How do you do multivariate integration by substitution with different dimensions?
I am reading a paper doing this change of variable with $x,t \in \mathbb{R}^n$:
$$ \frac{1}{(2 \pi)^{n / 2}} \int_{\mathbb{R}^n}\|(x-t)\|_2 \exp \left(-\frac{1}{2}\|x-t\|_2^2\right) d t \\ $$ to $$ \frac{1}{\sqrt{2 \pi}} \int_{-\infty}^{+\infty}|s| \exp \left(-\frac{1}{2} s^2\right) d s $$
To my understanding, $s(x,t)=\|x-t\|_2^2$, $s:\mathbb{R}^n \times \mathbb{R}^n \rightarrow \mathbb{R}$.
Two sources of confusion:
- For integration by substitution, I need $|det(J)|=|det(\nabla_t^Ts)|$, but $\nabla_t^Ts$ is not square and thus the determinant doesnt exist.
- Wiki says that $s$ needs to be injective, which it isn't.
Question:
How do I get from the first to the second line?
I have to say, I’m not sure how they arrived at the final integral because the initial integral, call it $I_n$, depends on $n$ non-trivially (as shown below) whereas the final integral doesn’t.

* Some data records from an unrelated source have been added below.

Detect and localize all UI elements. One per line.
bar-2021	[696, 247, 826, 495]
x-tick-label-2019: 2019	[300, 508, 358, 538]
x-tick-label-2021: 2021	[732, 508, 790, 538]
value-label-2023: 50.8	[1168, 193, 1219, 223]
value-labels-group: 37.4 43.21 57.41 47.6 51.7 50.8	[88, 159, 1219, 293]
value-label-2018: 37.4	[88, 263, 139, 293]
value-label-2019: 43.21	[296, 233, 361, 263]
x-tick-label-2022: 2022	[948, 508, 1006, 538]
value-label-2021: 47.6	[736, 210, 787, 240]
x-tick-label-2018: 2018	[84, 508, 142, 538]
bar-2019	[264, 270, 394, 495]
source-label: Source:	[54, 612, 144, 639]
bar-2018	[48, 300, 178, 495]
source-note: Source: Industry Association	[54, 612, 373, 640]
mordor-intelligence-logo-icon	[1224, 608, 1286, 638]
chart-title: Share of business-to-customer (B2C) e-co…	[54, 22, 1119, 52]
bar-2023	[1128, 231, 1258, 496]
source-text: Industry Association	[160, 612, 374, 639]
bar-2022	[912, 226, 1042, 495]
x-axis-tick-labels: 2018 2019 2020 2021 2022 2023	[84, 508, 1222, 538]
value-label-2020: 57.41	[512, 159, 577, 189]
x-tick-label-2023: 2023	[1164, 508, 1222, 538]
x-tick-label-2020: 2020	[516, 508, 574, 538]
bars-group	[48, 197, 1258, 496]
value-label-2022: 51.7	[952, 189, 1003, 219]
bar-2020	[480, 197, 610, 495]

First make a translation $\Bbb{R}^n\to\Bbb{R}^n$, $t\mapsto z=t+x$, and then change to polar coordinates to get \begin{align} I_n&= \frac{1}{(2\pi)^{n/2}}\int_{\Bbb{R}^n}\|z\|\exp\left(-\frac{\|z\|^2}{2}\right)\,dz\\ &=\frac{1}{(2\pi)^{n/2}}\int_0^{\infty}\int_{S^{n-1}}s\exp\left(-\frac{s^2}{2}\right)\cdot s^{n-1}\,d\Omega\,ds\\ &=\frac{A_{n-1}}{(2\pi)^{n/2}}\int_0^{\infty}s^ne^{-s^2/2}\,ds, \end{align} where $A_{n-1}=\int_{S^{n-1}}1\,d\Omega=\frac{2\pi^{n/2}}{\Gamma(n/2)}$ is the surface ‘area’ of the unit sphere $S^{n-1}\subset\Bbb{R}^n$ (which is equal to $2\pi$ if $n=2$, and $4\pi$ if $n=3$ etc). Now, we make a change of variables $s=\sqrt{2y}$, $ds=\frac{dy}{\sqrt{2y}}$ to get \begin{align} I_n&=\frac{A_{n-1}}{(2\pi)^{n/2}}\int_0^{\infty}\left(\sqrt{2y}\right)^{n-1}e^{-y}\,dy\\ &=\frac{A_{n-1}}{\sqrt{2}\pi^{n/2}}\int_0^{\infty}y^{\frac{n-1}{2}}e^{-y}\,dy\\ &=:\frac{A_{n-1}}{\sqrt{2}\pi^{n/2}}\Gamma\left(\frac{n-1}{2}+1\right)\\ &=\frac{\frac{2\pi^{n/2}}{\Gamma(n/2)}}{\sqrt{2}\pi^{n/2}}\Gamma\left(\frac{n+1}{2}\right)\\ &=\sqrt{2}\frac{\Gamma\left(\frac{n+1}{2}\right)}{\Gamma\left(\frac{n}{2}\right)}, \end{align} where we have used the definition of the Gamma function and the above exact value for the surface area $A_{n-1}$. Now, using some knowledge of the particular values of the Gamma function at positive half-integers, we can simplify this final expression to $I_n=\frac{(n-1)!!}{(n-2)!!}$.